Conclusions and remarks

This article is a supplement to this description theory.

Where this general triangle is used to relate describers and descriptions to what is described.

 

Episteomology

Descriptions

<create and use>              <represent>

Describers <observe and envisage> Phenomena

 

This article reviews other philosophical triangles and revises them to match our epistemological triangle.

E.g. it revises the classic semiotic triangle, and Peirce’s triadic sign relation, to match the new triangle.

 

This is not to say the existing triangles are “wrong”; all of them are mental models.

It is to suggest that, revised as suggested here, the other triangles are simpler and clearer (or perhaps, they should be turned into squares).

 

Finally, people ask about my personal view of other philosophers.

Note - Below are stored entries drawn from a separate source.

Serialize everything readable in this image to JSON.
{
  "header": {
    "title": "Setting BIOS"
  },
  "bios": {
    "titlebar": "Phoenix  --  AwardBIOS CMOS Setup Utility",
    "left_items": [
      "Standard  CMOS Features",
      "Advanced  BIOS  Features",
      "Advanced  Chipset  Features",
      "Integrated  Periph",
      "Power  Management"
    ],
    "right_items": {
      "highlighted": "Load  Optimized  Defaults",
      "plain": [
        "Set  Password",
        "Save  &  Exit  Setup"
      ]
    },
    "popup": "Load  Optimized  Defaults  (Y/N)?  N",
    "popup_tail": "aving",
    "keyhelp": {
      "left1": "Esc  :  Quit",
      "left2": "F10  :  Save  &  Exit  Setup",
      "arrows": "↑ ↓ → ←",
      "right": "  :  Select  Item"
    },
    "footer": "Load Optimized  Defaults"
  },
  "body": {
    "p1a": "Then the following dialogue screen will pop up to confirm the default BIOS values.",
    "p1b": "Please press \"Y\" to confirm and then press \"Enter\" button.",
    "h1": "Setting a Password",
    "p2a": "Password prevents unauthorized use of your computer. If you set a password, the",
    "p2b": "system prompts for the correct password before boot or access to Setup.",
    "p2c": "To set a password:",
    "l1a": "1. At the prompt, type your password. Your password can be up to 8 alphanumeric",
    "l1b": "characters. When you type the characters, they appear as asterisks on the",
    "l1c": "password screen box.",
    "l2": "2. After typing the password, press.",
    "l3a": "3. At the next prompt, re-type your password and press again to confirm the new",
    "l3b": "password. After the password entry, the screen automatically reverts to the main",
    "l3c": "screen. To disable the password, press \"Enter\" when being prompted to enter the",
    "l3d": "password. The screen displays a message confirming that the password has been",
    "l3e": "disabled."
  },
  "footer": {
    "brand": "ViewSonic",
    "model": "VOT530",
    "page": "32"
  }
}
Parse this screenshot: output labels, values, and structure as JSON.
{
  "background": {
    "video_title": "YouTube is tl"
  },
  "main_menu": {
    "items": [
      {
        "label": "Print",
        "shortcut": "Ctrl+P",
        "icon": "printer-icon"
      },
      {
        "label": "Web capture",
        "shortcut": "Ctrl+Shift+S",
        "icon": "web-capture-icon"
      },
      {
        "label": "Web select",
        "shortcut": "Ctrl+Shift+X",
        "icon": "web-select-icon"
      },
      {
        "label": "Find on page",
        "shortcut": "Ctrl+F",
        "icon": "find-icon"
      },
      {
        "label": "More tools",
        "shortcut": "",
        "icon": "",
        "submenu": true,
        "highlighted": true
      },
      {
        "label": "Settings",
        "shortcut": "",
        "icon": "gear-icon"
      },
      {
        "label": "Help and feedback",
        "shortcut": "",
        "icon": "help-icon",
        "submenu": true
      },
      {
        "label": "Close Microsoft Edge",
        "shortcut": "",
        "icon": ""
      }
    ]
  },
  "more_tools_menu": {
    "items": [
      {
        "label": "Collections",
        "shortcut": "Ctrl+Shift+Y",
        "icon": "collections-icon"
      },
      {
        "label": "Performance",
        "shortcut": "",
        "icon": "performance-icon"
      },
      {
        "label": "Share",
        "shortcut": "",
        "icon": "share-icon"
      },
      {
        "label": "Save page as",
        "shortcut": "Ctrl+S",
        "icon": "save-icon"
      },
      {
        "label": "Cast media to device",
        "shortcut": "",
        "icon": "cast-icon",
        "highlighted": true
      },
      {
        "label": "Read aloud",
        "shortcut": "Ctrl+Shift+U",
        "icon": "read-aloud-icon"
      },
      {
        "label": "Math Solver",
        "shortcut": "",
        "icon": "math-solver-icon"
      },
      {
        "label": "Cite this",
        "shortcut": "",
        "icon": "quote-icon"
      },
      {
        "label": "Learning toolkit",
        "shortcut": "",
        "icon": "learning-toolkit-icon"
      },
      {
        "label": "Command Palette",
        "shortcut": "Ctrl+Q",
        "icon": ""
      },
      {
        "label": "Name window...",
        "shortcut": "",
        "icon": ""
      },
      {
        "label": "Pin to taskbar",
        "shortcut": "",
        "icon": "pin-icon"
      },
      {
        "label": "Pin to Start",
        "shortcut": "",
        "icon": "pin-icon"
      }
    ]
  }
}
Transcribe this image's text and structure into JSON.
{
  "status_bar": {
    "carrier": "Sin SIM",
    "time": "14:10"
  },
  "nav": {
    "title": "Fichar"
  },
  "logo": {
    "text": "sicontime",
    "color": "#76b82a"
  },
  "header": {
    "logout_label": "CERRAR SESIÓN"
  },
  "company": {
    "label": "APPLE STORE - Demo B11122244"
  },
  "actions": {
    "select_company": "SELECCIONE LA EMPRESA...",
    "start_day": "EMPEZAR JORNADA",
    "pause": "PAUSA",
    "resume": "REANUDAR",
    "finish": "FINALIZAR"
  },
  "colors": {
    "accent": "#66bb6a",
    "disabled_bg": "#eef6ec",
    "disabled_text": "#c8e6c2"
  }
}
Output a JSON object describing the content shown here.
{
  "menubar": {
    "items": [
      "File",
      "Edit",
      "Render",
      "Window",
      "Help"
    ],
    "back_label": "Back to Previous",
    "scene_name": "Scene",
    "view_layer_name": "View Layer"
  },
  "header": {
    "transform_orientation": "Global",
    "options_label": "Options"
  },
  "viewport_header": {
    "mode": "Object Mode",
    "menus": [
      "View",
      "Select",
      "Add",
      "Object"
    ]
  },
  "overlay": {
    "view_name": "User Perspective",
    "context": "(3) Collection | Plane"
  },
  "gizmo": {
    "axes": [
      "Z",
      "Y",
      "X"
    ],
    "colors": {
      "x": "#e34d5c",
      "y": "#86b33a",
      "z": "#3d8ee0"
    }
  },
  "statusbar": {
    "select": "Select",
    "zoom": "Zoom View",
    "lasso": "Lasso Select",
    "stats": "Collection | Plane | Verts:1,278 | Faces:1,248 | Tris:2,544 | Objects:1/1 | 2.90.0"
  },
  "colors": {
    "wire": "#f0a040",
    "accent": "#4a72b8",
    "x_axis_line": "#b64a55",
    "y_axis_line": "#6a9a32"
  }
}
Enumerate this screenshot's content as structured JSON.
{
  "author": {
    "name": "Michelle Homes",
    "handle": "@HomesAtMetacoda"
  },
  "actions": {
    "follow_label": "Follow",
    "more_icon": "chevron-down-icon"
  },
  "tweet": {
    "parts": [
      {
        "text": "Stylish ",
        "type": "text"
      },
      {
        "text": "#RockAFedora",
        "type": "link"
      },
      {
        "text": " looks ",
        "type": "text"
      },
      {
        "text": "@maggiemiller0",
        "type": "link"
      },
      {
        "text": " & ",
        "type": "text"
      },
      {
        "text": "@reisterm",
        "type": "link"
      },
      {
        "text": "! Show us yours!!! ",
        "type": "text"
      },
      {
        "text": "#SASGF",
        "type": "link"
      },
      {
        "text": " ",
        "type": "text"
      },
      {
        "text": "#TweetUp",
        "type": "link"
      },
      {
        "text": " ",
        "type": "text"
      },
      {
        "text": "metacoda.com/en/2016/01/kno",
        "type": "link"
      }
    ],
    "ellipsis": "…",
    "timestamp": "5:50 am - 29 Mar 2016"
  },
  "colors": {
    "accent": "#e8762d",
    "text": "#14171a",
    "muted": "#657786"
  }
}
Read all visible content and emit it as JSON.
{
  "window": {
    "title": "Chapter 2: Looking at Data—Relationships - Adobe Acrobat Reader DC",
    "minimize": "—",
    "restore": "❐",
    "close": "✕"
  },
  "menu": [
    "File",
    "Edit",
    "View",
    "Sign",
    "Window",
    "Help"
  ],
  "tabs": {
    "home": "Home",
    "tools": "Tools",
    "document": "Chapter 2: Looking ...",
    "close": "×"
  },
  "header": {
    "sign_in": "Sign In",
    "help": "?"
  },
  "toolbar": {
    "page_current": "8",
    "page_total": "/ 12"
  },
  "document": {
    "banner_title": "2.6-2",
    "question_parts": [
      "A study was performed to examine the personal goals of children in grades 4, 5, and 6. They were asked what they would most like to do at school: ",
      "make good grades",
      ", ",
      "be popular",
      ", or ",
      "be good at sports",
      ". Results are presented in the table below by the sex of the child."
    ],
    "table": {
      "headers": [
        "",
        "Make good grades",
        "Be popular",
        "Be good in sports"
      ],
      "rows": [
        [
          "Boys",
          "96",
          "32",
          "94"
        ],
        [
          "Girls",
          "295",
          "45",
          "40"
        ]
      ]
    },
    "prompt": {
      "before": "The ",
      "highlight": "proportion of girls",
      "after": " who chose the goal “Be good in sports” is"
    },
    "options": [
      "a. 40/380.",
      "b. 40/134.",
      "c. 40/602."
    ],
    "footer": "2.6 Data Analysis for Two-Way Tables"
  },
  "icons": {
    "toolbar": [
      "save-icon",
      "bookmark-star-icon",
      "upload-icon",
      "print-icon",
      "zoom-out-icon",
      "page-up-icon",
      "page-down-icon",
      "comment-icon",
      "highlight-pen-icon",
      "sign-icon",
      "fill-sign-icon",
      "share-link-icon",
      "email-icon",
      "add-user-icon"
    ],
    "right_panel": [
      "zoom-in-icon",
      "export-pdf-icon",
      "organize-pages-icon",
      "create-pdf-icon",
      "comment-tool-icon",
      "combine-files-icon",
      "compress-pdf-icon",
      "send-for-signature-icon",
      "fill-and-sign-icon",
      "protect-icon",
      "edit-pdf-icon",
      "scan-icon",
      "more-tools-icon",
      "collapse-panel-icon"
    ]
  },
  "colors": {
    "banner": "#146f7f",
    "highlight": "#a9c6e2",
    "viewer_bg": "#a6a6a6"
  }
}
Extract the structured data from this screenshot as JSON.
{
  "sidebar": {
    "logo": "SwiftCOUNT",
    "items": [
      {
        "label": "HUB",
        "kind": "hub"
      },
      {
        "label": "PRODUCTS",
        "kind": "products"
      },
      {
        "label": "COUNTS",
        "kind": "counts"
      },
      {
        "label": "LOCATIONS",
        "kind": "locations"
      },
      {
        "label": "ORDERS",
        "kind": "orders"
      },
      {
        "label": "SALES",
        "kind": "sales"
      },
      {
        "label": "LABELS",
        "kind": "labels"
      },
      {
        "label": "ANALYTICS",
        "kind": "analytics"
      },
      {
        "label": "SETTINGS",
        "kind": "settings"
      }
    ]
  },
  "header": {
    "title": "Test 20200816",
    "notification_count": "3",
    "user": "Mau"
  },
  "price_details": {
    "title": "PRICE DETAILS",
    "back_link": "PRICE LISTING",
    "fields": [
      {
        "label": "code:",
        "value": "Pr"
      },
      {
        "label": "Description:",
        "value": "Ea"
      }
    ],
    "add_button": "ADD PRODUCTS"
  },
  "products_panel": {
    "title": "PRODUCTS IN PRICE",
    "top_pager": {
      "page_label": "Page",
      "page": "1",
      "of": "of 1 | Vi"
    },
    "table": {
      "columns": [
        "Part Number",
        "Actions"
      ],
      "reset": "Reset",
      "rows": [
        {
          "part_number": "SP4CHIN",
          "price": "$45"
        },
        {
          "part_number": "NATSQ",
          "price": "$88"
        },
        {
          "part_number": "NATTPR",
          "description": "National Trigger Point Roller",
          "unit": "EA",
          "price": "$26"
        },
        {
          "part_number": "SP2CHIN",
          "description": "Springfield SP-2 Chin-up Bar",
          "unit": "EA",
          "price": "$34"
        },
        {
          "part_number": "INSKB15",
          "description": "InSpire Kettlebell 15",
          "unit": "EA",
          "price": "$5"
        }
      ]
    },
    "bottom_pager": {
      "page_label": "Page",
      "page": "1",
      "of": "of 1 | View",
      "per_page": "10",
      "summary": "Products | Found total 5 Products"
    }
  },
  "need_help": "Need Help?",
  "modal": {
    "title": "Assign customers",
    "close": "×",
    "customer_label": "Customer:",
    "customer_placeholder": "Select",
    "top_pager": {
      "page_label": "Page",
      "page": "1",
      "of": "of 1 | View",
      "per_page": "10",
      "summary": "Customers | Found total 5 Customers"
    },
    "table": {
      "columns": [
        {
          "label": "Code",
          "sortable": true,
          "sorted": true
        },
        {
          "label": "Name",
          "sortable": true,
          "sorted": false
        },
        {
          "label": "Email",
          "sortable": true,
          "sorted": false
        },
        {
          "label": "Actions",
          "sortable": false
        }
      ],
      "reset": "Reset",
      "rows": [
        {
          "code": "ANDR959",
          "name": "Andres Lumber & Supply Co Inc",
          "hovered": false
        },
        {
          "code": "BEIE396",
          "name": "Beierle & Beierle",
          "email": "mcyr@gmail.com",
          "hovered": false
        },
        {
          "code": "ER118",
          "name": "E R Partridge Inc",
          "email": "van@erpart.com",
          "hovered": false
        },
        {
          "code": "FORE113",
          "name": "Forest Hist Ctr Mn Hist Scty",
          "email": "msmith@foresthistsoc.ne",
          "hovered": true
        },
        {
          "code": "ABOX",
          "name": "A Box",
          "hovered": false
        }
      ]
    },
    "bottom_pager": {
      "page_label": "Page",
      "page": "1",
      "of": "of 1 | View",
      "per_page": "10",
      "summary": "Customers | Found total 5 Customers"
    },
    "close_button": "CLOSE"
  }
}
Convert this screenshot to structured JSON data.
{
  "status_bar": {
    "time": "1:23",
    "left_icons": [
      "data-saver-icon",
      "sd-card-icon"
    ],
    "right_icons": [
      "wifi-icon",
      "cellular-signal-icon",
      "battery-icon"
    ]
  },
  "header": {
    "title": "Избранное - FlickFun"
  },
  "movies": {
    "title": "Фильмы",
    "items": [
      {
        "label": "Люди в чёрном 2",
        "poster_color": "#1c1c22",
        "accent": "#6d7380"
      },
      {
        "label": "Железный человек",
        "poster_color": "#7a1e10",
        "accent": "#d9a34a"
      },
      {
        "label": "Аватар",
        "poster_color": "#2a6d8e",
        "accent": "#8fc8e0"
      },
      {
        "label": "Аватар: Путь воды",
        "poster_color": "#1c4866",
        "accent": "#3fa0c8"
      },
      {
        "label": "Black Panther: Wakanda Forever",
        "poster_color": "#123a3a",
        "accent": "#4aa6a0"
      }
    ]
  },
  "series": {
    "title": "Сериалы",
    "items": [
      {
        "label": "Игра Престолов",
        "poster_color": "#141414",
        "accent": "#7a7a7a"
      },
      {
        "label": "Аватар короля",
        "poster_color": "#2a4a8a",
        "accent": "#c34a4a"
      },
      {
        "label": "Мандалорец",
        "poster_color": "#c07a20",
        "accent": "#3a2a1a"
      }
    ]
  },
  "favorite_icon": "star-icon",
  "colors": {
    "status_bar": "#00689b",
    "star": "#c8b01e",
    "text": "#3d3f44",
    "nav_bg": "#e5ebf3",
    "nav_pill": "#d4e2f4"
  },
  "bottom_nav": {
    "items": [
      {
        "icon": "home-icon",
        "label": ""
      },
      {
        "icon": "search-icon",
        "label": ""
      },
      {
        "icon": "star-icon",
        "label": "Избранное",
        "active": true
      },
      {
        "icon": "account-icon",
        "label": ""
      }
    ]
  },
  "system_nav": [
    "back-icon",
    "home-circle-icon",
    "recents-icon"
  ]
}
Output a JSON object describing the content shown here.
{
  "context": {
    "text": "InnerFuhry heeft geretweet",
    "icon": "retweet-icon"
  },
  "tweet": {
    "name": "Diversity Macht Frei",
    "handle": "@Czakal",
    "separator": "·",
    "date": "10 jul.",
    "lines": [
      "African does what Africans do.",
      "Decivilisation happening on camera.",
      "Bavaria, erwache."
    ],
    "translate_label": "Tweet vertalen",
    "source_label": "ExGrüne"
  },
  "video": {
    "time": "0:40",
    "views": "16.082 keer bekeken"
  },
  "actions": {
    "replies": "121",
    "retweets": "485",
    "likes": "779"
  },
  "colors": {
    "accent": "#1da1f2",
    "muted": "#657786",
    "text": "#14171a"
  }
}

At the risk of upsetting people, here are some glib thoughts.

·       Plato, Aristotle and Descarte – superseded.

·       Metaphysical and theological philosophy (e.g. Kierkgaard) - on a different planet.

·       Political philosophy (e.g. Engels and de Beauvoir) - tendentious.

·       Linguistic-based philosophy – too human-centric.

·       Heraclitus and Kant – close to my philosophy

·       Charles Darwin and W Ross Ashby - my touchstones.